AstraZeneca, one of the most active groups in amylin agonists, reported an 11% revenue increase in the first nine months of 2025, with the last quarter rising from $14.46 billion to $15.19 billion and a net margin of around 13%. The picture is different for Novo Nordisk: despite an operating profit of 95.9 billion DKK (+5% from 2024), the group lowered its 2025 guidance due to slowing U.S. demand and competition from compounded versions, reducing projected sales growth to 8-14% and launching a restructuring worth 8-9 billion DKK.
The market is becoming more competitive: new combination drugs could reshape leadership and margins. While science pushes the limits of pharmacological weight loss, the sector enters a phase where innovation, production capacity, and cost control will be decisive.
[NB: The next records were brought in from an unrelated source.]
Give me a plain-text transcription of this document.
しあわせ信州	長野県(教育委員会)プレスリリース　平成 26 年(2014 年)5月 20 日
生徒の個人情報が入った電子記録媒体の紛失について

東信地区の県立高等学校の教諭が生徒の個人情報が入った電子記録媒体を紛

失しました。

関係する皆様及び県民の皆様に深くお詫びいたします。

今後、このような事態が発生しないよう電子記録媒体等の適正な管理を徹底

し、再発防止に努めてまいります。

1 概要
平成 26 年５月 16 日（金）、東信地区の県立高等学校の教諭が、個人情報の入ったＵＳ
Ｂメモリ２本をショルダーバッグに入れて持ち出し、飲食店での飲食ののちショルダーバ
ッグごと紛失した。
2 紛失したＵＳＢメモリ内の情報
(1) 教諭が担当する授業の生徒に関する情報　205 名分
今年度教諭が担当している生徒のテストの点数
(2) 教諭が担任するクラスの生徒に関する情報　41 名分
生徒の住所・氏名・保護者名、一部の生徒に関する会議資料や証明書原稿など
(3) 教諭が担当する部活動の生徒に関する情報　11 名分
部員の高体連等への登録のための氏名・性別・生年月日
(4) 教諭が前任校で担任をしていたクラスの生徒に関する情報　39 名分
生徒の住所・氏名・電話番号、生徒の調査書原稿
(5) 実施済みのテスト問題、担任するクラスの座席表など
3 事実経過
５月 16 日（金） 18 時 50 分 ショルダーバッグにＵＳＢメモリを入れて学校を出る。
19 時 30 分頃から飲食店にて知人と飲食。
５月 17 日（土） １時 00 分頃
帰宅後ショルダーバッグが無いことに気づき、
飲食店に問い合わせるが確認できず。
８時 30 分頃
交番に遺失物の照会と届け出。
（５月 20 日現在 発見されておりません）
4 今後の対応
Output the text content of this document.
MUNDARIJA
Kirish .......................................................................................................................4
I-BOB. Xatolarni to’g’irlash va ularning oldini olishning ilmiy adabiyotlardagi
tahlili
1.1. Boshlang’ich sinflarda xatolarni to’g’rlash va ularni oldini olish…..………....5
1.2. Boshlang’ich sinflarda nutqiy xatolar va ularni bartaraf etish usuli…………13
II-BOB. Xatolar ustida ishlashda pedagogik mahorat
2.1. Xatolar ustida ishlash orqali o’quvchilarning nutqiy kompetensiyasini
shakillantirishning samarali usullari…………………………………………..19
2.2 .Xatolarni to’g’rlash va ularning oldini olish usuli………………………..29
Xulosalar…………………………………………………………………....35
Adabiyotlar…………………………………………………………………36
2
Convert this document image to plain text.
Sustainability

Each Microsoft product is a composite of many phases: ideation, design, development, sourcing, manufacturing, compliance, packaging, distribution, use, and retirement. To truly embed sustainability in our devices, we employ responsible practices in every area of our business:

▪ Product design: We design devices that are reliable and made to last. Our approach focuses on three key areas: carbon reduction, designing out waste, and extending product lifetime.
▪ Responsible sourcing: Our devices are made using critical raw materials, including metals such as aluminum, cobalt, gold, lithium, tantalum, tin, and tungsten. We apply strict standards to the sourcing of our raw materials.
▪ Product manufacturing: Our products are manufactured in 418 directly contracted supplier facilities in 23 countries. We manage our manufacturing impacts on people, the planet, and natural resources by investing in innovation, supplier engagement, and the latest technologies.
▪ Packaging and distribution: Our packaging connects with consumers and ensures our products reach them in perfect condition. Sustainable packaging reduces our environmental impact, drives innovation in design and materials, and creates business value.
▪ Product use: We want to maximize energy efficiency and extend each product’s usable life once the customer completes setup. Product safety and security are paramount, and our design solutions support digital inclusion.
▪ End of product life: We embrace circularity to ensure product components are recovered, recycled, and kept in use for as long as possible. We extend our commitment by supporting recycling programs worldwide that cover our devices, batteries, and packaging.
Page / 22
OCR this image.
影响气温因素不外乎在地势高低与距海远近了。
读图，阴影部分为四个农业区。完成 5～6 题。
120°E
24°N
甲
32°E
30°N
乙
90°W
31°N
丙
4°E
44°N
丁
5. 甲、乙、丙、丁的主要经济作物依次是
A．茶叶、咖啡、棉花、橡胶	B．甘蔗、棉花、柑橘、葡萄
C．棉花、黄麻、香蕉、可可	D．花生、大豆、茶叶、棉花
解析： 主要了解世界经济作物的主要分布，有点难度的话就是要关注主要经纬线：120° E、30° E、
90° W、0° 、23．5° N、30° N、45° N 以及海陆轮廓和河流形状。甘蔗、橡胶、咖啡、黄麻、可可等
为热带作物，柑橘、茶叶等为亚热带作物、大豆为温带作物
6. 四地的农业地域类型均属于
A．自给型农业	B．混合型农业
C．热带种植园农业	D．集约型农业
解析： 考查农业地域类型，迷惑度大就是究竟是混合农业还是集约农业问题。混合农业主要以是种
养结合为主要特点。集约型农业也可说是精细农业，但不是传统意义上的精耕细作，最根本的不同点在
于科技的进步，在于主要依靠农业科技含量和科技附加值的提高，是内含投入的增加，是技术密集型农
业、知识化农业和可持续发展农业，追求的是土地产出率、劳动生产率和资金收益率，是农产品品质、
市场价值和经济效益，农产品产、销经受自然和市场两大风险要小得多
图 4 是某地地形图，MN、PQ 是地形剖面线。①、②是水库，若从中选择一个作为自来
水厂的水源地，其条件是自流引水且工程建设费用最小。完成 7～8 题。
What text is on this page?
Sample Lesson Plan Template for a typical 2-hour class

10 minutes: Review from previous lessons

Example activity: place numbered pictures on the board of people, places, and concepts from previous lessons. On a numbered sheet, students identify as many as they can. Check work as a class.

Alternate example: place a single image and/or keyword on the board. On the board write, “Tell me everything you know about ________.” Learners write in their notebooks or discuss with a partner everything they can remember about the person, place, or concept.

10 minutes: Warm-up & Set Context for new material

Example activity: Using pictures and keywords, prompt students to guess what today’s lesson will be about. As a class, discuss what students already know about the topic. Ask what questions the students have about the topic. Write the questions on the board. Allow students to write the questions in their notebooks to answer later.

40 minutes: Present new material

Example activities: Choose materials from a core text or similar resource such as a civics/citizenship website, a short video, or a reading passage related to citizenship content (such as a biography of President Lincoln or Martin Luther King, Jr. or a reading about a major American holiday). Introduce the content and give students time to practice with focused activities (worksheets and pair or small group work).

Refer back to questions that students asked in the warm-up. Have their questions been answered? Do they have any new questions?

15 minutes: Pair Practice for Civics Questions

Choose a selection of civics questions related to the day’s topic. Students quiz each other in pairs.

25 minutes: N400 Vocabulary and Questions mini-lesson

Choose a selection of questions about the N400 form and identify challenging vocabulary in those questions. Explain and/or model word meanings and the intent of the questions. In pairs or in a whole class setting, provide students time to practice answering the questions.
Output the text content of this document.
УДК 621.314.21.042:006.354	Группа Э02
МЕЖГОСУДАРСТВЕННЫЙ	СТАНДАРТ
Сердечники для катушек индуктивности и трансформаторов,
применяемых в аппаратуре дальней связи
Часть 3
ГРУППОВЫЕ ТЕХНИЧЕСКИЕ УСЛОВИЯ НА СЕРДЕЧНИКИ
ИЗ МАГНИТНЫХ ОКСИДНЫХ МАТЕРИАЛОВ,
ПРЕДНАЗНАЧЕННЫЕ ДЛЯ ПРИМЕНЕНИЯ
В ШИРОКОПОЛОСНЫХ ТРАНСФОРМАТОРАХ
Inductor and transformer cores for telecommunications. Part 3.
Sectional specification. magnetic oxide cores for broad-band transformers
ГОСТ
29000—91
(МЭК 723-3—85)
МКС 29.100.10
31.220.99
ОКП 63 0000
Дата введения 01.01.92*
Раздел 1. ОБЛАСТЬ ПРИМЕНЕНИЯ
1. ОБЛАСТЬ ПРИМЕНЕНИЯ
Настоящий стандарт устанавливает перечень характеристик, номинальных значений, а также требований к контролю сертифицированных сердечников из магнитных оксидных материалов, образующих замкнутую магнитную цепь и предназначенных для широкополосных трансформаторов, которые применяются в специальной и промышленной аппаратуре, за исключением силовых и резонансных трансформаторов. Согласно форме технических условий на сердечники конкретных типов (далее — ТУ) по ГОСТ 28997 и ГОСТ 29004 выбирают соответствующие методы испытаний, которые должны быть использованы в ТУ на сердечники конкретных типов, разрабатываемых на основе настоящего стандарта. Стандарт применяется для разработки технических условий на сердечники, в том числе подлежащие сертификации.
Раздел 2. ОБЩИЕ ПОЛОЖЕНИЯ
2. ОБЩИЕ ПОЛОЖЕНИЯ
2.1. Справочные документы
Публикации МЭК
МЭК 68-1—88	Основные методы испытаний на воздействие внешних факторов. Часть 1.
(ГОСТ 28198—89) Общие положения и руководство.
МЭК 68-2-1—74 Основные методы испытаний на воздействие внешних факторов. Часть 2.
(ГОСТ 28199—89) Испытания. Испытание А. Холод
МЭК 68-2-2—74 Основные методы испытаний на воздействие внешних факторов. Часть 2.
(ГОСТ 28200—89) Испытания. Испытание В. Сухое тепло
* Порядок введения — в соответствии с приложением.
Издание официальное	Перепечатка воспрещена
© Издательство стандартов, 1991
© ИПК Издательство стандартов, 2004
Beneath the Big Pharma market, however, two young U.S. companies - RenBio and Fractyl Health - are experimenting with gene therapies capable of making cells produce a GLP-1 receptor agonist protein, the same mechanism behind drugs like Ozempic. GLP-1 is a natural hormone that regulates satiety and blood sugar. Drugs that mimic it have revolutionized obesity treatment, but they are expensive, require frequent administration, and can cause nausea and fatigue. This has sparked a race to find longer-lasting alternatives with fewer side effects.
RenBio proposes a surprisingly simple method: a plasmid, a “naked” DNA ring in saline solution, is injected into the muscle and delivered into cells via brief electrical pulses. The cells then read these instructions as their own, continuously producing the GLP-1 protein. In mice, the treatment resulted in a stable 15% weight loss for over a year, with improved blood sugar control.
Fractyl Health, on the other hand, uses a more classical gene therapy approach, employing an adeno-associated virus to insert DNA directly into pancreatic cells. Here, GLP-1 production activates only when the cell produces insulin, reducing the risk of overdosing. In tests on mice and pigs, weight decreased by up to 20% in a few weeks, and the animals no longer gained weight even on high-fat diets.
Despite encouraging results, transitioning to humans requires extreme caution: genetically modifying cells can have irreversible effects, and many promising therapies have stalled in the leap from animals to patients. But in a world where ultra-processed food fuels an obesity epidemic, researchers see these strategies as a potential breakthrough: helping the body generate on its own what today only comes from a weekly injection.